The LegalTech Suite came as a natural response to the set of challenges presented by the Legal Tech Team. Natural because when you set the User Experience (UX) as the most important feature of your project, beautiful things happen. First, you realise that the user needs one, and only one point of access to the tools. She/he should be able to find all that is required to perform her/his tasks in a single place, something easy to infer when the challenges were presented.
Once the main objective is set, the tools were selected according to the most up-to-date tools in ML and static web pages development (Open Source), and desktop app cross-platform development.

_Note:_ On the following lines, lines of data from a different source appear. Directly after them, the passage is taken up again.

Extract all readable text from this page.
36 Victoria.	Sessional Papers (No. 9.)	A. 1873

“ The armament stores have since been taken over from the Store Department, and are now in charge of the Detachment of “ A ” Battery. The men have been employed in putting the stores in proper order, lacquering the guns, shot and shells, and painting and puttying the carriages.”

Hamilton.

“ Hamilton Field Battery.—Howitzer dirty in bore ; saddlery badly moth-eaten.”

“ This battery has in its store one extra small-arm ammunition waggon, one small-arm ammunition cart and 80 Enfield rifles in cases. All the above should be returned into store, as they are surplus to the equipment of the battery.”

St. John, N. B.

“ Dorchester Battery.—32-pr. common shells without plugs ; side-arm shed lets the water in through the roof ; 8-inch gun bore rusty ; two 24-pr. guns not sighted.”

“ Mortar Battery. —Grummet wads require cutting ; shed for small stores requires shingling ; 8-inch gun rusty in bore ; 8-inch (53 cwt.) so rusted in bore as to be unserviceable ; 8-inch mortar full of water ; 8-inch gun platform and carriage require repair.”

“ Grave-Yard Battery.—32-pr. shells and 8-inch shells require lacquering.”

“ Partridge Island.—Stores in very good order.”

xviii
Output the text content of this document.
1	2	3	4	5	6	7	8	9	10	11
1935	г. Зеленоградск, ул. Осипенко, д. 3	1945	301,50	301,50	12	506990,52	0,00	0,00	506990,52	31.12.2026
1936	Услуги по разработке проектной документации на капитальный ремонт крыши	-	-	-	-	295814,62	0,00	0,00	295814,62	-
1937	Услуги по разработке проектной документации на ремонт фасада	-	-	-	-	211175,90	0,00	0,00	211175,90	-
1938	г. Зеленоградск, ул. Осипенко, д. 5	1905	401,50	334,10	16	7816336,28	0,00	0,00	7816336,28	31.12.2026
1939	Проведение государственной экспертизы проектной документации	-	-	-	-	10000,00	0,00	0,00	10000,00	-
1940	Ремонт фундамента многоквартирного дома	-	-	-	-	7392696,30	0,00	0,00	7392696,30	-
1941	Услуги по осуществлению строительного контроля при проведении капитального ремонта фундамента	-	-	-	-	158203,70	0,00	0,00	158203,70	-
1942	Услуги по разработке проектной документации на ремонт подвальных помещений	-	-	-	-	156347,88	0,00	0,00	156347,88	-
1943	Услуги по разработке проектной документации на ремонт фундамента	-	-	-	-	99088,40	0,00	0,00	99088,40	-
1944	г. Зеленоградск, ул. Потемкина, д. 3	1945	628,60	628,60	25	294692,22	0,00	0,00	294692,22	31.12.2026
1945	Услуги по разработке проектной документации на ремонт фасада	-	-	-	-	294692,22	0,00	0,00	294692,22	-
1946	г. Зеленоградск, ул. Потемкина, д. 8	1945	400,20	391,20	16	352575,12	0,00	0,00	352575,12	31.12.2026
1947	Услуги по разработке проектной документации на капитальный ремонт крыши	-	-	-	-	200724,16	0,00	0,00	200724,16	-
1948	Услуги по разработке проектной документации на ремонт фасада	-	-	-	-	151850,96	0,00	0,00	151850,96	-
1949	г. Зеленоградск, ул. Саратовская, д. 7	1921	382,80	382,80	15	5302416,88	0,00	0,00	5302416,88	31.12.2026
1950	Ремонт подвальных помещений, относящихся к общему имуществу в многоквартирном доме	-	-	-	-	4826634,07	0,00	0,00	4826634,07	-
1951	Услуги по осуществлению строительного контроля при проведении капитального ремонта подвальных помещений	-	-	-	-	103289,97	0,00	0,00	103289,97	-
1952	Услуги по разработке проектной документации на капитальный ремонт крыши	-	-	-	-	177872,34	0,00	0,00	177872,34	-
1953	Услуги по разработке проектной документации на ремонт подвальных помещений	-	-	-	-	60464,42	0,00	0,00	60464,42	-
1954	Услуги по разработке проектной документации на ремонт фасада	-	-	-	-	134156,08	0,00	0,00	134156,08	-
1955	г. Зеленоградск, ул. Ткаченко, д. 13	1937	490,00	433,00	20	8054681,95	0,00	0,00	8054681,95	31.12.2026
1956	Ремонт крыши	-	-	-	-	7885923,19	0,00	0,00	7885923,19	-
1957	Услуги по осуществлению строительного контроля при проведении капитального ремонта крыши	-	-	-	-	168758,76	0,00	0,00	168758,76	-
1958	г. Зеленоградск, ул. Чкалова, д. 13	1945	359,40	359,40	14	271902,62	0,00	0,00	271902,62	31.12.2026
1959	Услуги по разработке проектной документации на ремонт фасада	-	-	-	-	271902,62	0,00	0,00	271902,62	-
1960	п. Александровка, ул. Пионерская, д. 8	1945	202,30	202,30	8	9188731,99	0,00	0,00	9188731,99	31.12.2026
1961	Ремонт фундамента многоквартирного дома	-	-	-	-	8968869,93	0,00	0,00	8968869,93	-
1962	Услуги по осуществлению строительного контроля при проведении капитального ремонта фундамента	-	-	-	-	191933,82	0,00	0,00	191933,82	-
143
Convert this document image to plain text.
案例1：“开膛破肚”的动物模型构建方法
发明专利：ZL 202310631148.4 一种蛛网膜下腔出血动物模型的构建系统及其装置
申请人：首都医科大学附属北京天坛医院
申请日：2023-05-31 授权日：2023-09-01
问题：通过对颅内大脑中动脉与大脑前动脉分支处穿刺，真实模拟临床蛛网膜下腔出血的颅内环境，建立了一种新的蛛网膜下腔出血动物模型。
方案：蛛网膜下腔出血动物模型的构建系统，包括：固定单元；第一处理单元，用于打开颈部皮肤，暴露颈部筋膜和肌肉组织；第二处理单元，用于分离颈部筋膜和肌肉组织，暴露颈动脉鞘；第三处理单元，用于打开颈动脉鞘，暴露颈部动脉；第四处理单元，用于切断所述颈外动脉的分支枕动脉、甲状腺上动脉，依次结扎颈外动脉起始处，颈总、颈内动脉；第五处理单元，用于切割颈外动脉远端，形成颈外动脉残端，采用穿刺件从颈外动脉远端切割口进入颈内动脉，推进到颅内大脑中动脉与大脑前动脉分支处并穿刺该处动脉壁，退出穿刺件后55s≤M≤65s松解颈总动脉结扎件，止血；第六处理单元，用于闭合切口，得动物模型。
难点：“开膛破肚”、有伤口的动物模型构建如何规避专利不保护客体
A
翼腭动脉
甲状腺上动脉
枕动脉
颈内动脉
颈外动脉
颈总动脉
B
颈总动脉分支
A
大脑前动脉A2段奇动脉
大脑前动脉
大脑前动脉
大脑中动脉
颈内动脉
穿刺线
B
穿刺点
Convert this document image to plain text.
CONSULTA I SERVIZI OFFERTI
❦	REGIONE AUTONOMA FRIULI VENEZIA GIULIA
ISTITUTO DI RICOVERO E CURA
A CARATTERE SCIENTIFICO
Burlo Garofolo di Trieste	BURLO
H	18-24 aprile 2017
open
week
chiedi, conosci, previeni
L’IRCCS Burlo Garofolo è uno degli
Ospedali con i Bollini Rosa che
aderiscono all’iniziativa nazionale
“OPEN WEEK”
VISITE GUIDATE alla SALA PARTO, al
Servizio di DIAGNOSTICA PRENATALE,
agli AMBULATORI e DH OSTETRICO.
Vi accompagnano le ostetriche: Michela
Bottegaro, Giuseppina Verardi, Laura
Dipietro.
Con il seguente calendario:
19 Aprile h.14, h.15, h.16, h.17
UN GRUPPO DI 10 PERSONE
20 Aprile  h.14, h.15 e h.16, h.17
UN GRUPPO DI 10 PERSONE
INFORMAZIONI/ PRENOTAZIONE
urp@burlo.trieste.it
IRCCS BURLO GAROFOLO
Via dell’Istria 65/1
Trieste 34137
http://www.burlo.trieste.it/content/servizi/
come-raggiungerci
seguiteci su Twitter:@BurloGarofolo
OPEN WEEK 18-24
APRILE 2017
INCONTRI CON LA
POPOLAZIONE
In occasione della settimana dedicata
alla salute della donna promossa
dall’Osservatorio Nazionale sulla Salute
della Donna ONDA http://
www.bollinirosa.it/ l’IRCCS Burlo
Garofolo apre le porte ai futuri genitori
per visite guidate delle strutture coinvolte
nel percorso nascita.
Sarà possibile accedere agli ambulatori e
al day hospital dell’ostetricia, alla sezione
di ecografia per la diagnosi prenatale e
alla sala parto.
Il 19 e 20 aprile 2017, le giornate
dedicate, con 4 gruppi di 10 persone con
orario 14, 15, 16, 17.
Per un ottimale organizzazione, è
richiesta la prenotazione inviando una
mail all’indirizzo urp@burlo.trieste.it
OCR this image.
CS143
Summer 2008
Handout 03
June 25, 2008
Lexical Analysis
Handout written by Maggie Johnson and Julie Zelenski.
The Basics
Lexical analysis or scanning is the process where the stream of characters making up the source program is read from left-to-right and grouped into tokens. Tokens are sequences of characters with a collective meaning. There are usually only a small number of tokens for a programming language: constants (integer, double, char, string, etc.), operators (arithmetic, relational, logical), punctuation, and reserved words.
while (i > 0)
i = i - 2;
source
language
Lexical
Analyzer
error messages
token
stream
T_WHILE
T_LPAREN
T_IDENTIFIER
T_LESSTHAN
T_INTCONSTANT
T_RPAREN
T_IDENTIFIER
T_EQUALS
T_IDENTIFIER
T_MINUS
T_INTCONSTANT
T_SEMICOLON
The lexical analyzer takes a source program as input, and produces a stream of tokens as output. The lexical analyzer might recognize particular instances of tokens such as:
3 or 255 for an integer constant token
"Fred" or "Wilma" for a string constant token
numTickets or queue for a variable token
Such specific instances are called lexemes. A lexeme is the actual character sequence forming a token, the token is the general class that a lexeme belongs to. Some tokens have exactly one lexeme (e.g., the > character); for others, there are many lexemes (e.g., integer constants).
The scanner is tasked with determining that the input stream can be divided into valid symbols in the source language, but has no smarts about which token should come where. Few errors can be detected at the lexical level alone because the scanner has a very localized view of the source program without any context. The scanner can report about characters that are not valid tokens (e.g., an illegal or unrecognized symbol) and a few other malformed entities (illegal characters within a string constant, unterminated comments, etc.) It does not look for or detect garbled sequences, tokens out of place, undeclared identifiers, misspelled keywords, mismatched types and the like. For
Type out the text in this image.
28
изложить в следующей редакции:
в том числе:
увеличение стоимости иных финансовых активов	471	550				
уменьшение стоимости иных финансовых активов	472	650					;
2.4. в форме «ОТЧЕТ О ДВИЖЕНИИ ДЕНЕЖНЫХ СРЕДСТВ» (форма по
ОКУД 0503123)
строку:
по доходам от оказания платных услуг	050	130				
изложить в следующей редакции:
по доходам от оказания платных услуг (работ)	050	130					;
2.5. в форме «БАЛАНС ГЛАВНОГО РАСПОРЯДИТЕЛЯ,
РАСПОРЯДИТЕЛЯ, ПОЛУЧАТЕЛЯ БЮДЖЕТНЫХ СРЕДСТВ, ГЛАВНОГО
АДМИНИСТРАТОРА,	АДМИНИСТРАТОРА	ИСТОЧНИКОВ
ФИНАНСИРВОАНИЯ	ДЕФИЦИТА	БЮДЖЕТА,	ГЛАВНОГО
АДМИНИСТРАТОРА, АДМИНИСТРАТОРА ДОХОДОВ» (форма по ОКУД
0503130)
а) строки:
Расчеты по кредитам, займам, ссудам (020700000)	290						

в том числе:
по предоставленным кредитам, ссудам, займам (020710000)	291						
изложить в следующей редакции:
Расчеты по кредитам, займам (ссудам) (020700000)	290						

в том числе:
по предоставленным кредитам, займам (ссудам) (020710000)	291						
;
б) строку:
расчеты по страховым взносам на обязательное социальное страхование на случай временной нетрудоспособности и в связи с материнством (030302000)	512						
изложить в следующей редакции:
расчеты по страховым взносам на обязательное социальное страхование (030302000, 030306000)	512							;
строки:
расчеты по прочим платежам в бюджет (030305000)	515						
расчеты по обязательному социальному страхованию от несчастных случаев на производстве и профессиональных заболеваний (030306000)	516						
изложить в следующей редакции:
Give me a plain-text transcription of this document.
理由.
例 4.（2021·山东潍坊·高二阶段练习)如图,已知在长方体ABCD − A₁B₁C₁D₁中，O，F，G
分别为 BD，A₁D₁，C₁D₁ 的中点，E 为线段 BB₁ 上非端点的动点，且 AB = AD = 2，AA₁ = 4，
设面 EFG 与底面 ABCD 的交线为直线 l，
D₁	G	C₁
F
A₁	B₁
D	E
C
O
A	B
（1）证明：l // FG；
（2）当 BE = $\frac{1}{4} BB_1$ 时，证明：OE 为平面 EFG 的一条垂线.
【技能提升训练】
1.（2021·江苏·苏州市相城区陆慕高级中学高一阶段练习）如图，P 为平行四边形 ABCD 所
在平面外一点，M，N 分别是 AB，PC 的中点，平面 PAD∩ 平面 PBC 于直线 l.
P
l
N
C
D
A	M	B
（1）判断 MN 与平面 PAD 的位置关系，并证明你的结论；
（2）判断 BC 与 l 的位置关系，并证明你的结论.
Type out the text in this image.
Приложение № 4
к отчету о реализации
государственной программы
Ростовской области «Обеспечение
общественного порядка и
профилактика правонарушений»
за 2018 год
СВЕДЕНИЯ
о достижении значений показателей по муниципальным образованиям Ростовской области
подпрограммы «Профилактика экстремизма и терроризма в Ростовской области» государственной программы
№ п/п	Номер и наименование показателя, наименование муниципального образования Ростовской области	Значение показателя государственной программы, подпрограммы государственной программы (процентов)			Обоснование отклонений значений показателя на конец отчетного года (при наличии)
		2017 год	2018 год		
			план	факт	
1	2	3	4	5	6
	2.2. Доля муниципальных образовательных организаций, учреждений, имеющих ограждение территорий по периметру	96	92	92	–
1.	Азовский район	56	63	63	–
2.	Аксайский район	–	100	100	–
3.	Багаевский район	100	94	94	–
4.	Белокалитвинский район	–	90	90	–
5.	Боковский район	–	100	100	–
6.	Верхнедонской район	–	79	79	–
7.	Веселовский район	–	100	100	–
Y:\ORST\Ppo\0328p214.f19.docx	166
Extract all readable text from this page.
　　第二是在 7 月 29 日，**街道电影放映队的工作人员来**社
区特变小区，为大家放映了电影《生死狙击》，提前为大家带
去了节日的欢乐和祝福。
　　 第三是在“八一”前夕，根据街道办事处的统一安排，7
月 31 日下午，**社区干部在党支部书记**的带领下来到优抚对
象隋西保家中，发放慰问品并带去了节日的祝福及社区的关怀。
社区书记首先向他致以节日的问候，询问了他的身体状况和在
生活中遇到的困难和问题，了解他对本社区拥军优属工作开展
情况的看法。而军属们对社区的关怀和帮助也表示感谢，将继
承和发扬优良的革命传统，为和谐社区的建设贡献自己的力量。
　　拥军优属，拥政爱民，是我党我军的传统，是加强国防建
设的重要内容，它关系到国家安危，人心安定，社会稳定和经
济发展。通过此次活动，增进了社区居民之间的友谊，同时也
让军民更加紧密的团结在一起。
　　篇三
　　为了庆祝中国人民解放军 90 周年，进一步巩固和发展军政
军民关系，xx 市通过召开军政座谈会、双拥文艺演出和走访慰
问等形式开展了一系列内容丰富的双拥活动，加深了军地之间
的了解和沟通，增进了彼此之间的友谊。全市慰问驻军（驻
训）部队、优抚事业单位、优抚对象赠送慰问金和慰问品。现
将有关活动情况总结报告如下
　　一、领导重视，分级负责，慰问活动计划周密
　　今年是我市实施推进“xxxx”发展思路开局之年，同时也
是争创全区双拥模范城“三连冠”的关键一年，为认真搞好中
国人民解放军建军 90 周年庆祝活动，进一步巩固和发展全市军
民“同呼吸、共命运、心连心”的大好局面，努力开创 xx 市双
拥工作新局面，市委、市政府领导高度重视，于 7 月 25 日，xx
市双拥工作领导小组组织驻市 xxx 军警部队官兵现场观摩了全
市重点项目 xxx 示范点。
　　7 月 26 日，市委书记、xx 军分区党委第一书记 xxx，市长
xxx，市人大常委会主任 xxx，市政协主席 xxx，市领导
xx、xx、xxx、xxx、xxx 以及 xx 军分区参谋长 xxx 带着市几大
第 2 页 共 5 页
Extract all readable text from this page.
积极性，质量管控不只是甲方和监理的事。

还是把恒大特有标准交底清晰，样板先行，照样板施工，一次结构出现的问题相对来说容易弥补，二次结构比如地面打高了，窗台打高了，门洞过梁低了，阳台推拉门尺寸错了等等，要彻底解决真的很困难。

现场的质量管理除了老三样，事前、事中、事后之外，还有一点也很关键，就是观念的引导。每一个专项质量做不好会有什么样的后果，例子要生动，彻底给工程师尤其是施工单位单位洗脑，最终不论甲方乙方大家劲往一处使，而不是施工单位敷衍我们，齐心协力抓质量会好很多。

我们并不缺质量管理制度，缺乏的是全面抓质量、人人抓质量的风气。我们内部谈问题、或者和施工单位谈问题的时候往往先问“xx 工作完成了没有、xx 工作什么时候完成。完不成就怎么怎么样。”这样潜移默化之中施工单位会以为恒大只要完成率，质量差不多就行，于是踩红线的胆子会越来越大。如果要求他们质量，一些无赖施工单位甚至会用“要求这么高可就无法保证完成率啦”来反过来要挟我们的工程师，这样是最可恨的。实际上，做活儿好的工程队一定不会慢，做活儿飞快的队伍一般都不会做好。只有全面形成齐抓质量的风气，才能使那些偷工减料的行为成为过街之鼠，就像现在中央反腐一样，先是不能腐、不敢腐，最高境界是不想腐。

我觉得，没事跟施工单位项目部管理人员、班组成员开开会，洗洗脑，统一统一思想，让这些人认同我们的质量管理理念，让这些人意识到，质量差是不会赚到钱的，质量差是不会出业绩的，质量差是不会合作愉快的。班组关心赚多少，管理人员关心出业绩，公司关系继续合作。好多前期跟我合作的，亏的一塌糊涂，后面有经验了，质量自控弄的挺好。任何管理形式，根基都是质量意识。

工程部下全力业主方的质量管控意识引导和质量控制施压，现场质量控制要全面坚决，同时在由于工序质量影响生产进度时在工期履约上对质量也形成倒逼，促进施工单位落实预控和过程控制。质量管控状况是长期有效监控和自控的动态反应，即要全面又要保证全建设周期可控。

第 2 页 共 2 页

Desktop and cross-platform because this is how the lawyers perform this difficult job, in a laptop or a desktop computer. This feature was carefully analysed and discussed with the Legal Tech Team.
What it does
Machine Learning and Jupyter join forces to analyse legal documents. It includes algorithms that:
Anonymise legal documents
Taking legal documents and using OpenCV for Computer Vision, it extracts the information that other ML tools use to identify names, companies, cities and countries, among other features from the text, and perform anonymisation of those fields. This is a capital task that takes a lot of time to the lawyers and their assistants. Some of those documents contain 200 or more pages. So, any help, particularly Smart an automatise help, can boost the productivity of any team, and minimise mistakes that can have real consequences when performing business. Constant fine-tuning and more robust models will be the next step. But the prototype is entirely functional and complete the task in less than a second.
Smartify legal documents
Another script uses algorithms to identify keywords and names, similar to the previous section. Still, in this case, the idea is to enhance the information that the lawyer can have immediate on the document—imaging a case of "Augmented reality" for your PDF. The working prototype does not perform this enhance document yet, but it does identify key terms and look for those automatically on the internet. Also produce an HTML version of the paper where the user can get context directly in the text that is reading in the form of popups.
Aggregation of legal documents to identify patterns and generate templates
Created a simple mockup of how text detection and pattern recognition can be used to generate an ordered collection of documents with standard features and concepts that can allow identifying candidates to templates for similar cases. Also, boosting the productivity of the users.
How I built it
It was built using Jupyter notebooks running in a Ubuntu Virtual Machine serving as a local server in the machine of the user. The Electron.io framework was used so to have a clean cross-platform design and deployment, while Hugo framework was used to create the web-app. A desktop application is the best proposal to solve the current needs, and it is a way to adapt to the user as much a technological possible. And minimise the friction in the interactions. It was critical during all the time that the design was under construction to keep in mind that the learning curve for this product needs to be smooth.
Challenges I ran into
The ML learning technologies used are complicated. Nothing new there, but it is relevant to keep in mind that this kind of product we will need constant improvements, and it will learn from more and more cases. Being better with each iteration.
Accomplishments that I'm proud of
Genuinely proud of merging technologies and techniques as I never did before. Computer Vision was the best of the learnings. The same approach will be applied in two other challenges, even after the event is over.
What I learned
I learn some insides on the dynamic of the future users of this suite: the Law firms and employees. I had the opportunity to get direct feedback from the Legal Tech Team.
What's next for The LegalTech Suite
I want to address all the challenges of this collection. Also, to deploy some computer elements in the cloud. Something that I must say, it was not done because this kind of documents contains sensitive information and the law firms do not distribute that information out of their premise —an extra reason for the desktop application development.